I hear stories of how he was a task master at the school he worked at for a very short period of time. How he would not give a direct answer but would rather make people read the Bible, talk about things and come up with their idea of what the answer was. He would also not intervene when the children, of all colors, would fight over my brother’s bike but would rather, tell them to work it out themselves. He would lose his temper, I have been told. Do things that were not culturally acceptable, and I am sure other things that they have not told me about.

The thing I keep hearing is that he is remembered for bringing the word of Christ to South Sudan. Not a bad legacy. What I take from this is we need to forgive ourselves, and each other for the mistakes we make and look at the bigger picture. I am making a lot of mistakes here in the same country as my father. I wonder what my legacy will be since they already have the word of God. I have determined not to wonder about this anymore because the only legacy I want to leave is that I loved God and tried my best to follow him.

Thursday, August 23, 2018

Where to begin??
There are times when there is so much going on it is hard to write and then, at times there is nothing going on!
We have been in the States March, April and May then back to Juba for about 5 weeks in the States again until Sept 18. Well at least for me that is how it is going. Lynn has had to go back to Juba for about 2 weeks for a big meeting the church is having so he will return Sept 1 and then go back with me Sept 18. I have a feeling he will not know what time zone he is in for a while!😃
We have had a lot of nice family time but we have been traveling all over the place - Ohio, Penn. Michigan, Florida, Nebraska, Missouri and Kentucky. I have been lucky on this last trip to be able to drive on back roads and see how beautiful this country is.

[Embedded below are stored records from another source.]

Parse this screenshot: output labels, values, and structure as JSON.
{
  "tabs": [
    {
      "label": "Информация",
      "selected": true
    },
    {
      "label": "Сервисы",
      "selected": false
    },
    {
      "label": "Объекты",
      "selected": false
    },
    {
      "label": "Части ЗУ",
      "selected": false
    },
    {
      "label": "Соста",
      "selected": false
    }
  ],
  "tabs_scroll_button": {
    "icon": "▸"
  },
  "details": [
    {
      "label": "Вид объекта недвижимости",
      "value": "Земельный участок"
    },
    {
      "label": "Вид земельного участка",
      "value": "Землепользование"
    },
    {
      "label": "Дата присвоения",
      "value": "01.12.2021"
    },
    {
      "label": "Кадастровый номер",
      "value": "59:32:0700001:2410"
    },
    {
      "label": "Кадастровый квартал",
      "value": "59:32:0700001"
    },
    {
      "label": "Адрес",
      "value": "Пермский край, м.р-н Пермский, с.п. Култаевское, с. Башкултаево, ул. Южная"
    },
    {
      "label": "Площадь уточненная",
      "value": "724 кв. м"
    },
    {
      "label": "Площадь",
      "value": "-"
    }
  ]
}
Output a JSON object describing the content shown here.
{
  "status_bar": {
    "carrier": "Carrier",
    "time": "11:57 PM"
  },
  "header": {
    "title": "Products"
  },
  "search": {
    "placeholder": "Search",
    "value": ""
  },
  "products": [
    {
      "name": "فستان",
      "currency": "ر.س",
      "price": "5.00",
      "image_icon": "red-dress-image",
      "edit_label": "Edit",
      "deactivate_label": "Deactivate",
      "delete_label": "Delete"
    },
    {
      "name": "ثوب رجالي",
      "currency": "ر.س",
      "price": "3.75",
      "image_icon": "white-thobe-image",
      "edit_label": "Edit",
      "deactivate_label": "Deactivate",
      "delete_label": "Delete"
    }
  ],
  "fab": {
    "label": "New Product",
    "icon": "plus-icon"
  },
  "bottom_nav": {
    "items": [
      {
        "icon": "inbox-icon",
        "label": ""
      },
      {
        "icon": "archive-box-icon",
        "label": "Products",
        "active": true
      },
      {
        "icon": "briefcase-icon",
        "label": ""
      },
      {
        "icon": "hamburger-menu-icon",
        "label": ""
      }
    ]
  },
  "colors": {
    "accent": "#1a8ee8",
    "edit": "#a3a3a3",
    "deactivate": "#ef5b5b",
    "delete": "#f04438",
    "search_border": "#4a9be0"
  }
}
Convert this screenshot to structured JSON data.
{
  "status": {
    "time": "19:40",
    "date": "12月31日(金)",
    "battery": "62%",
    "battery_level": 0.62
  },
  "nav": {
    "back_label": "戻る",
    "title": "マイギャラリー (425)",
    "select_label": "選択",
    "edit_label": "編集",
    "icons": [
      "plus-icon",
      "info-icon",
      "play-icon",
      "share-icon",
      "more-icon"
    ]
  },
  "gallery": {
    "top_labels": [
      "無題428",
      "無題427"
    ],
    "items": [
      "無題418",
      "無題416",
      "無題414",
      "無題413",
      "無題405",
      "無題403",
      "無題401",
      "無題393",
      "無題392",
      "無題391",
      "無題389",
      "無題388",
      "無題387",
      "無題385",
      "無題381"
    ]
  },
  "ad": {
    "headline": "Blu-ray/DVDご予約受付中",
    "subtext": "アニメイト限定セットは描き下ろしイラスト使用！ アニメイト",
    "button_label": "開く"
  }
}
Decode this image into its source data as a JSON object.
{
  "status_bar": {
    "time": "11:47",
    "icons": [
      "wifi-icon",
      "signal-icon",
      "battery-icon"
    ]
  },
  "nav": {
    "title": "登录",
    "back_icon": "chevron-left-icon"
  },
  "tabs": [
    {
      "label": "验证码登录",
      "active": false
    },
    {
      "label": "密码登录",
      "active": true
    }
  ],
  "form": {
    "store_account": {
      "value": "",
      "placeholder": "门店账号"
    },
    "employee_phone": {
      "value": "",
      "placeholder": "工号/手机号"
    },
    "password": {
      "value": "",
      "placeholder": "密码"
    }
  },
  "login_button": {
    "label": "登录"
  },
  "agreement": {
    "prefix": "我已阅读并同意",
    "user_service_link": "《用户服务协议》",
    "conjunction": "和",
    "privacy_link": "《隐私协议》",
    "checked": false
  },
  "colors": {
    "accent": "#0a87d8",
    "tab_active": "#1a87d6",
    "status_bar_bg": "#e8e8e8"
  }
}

I am learning to enjoy all aspects of this crazy time in the States, from meeting new people all the time, to talking about our Faith with people we just met to discussing sports teams and of course our President. I am constantly challenged by people concerning my Faith and what I want to stand for and how I want to be seen. I am humbled by what I see so many churches and individuals doing. I am struck by how when we put Christ first how many of these other " things" don't matter.

I don't know if we have told everyone and I am to lazy to read through my other posts, but Lynn and I have signed up for another 2 years of this work and we will see what God says at that time. I know I say this a lot but it is true, I really do feel alive and at peace doing this work.

Sorry this is short but I just can't think of anything more to say.

Thank you for reading my rambling thoughts!!